# Lab 9: Build a Log Aggregator

In this lab, you will create your own log generator, build a command-line utility that scans log files, summarizes their contents, and provides insight into system behavior. Data structures to track log message levels such as `INFO`, `WARNING`, `ERROR`, and `CRITICAL`.

This lab reinforces:
- File I/O
- Pattern recognition (regex)
- Dictionaries and counters
- Functions and modularity
- CLI arguments, logging



## Part 1: Create Log files (20%)
Using the the following example log format below create a **python file** that will log errors In a structured tree format 

You will find examples in the folder called Logs that you can use to build your program.
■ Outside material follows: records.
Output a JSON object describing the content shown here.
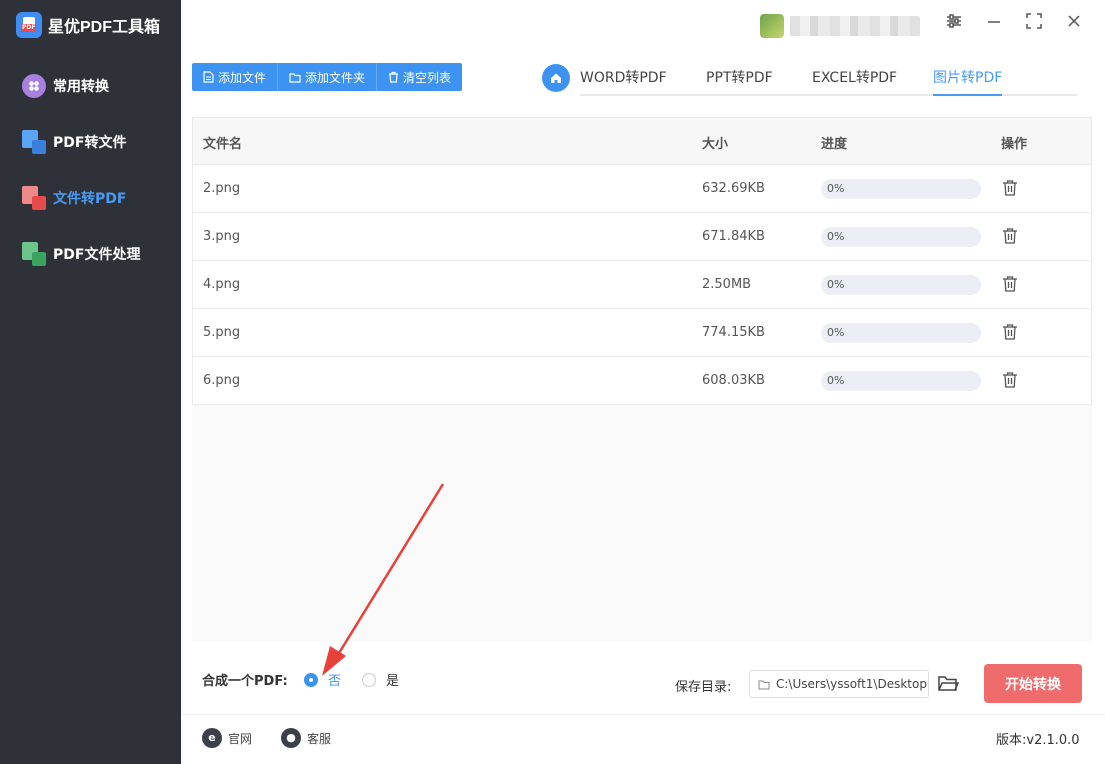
{
  "app": {
    "title": "星优PDF工具箱"
  },
  "sidebar": {
    "items": [
      {
        "label": "常用转换",
        "icon": "grid-icon",
        "active": false
      },
      {
        "label": "PDF转文件",
        "icon": "pdf-to-file-icon",
        "active": false
      },
      {
        "label": "文件转PDF",
        "icon": "file-to-pdf-icon",
        "active": true
      },
      {
        "label": "PDF文件处理",
        "icon": "pdf-process-icon",
        "active": false
      }
    ]
  },
  "toolbar": {
    "add_file": "添加文件",
    "add_folder": "添加文件夹",
    "clear_list": "清空列表"
  },
  "tabs": [
    {
      "label": "WORD转PDF",
      "active": false
    },
    {
      "label": "PPT转PDF",
      "active": false
    },
    {
      "label": "EXCEL转PDF",
      "active": false
    },
    {
      "label": "图片转PDF",
      "active": true
    }
  ],
  "table": {
    "headers": {
      "name": "文件名",
      "size": "大小",
      "progress": "进度",
      "action": "操作"
    },
    "rows": [
      {
        "name": "2.png",
        "size": "632.69KB",
        "progress": "0%",
        "progress_value": 0
      },
      {
        "name": "3.png",
        "size": "671.84KB",
        "progress": "0%",
        "progress_value": 0
      },
      {
        "name": "4.png",
        "size": "2.50MB",
        "progress": "0%",
        "progress_value": 0
      },
      {
        "name": "5.png",
        "size": "774.15KB",
        "progress": "0%",
        "progress_value": 0
      },
      {
        "name": "6.png",
        "size": "608.03KB",
        "progress": "0%",
        "progress_value": 0
      }
    ]
  },
  "merge": {
    "label": "合成一个PDF:",
    "option_no": "否",
    "option_yes": "是",
    "selected": "否"
  },
  "save": {
    "label": "保存目录:",
    "path": "C:\\Users\\yssoft1\\Desktop"
  },
  "start_button": "开始转换",
  "footer": {
    "website": "官网",
    "support": "客服",
    "version": "版本:v2.1.0.0"
  },
  "colors": {
    "accent": "#3d93f2",
    "sidebar_bg": "#2e3138",
    "start_button": "#f06b6b",
    "annotation_arrow": "#e8413a"
  }
}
Remember set of logs should have a varied levels of log entries (`INFO`, `WARNING`, `ERROR`, `CRITICAL`) and tailored message types for different service components.
You must create 5 structured logs here are some examples:

    sqldb
    ui
    frontend.js
    backend.js
    frontend.flask
    backend.flask

You may use chat GPT to create sample outputs NOT THE LOGS. IE:

    System failure
    Database corruption
    Disk failure detected
    Database corruption


In [1]:
# Paste your python file here 
# don't forget to upload it with your submission
import logging
import random

# Define different components and their sample messages    generated using chat
components = {
    "frontend": [
        "User navigated to homepage",
        "Loaded dashboard components",
        "User attempted invalid input on form",
        "Failed to load user profile data",
        "Frontend script crashed unexpectedly"
    ],
    "backend": [
        "Received API request for user data",
        "Slow response detected on API endpoint",
        "Failed to process payment request",
        "Backend server crash: out of memory",
        "Authentication token verified"
    ],
    "sqldb": [
        "Database connection established",
        "Query execution time exceeds threshold",
        "Failed to insert new user record",
        "Database corruption detected in users table",
        "Backup completed successfully"
    ],
    "authserver": [
        "User login request received",
        "Multiple failed login attempts detected",
        "Session creation failed",
        "Authentication service unavailable",
        "Password reset token generated"
    ],
    "system": [
        "System maintenance scheduled",
        "CPU usage exceeds 85%",
        "Disk write failure in logging system",
        "Kernel panic detected",
        "System heartbeat OK"
    ]
}

# Log levels random gen
levels = [logging.INFO, logging.WARNING, logging.ERROR, logging.CRITICAL]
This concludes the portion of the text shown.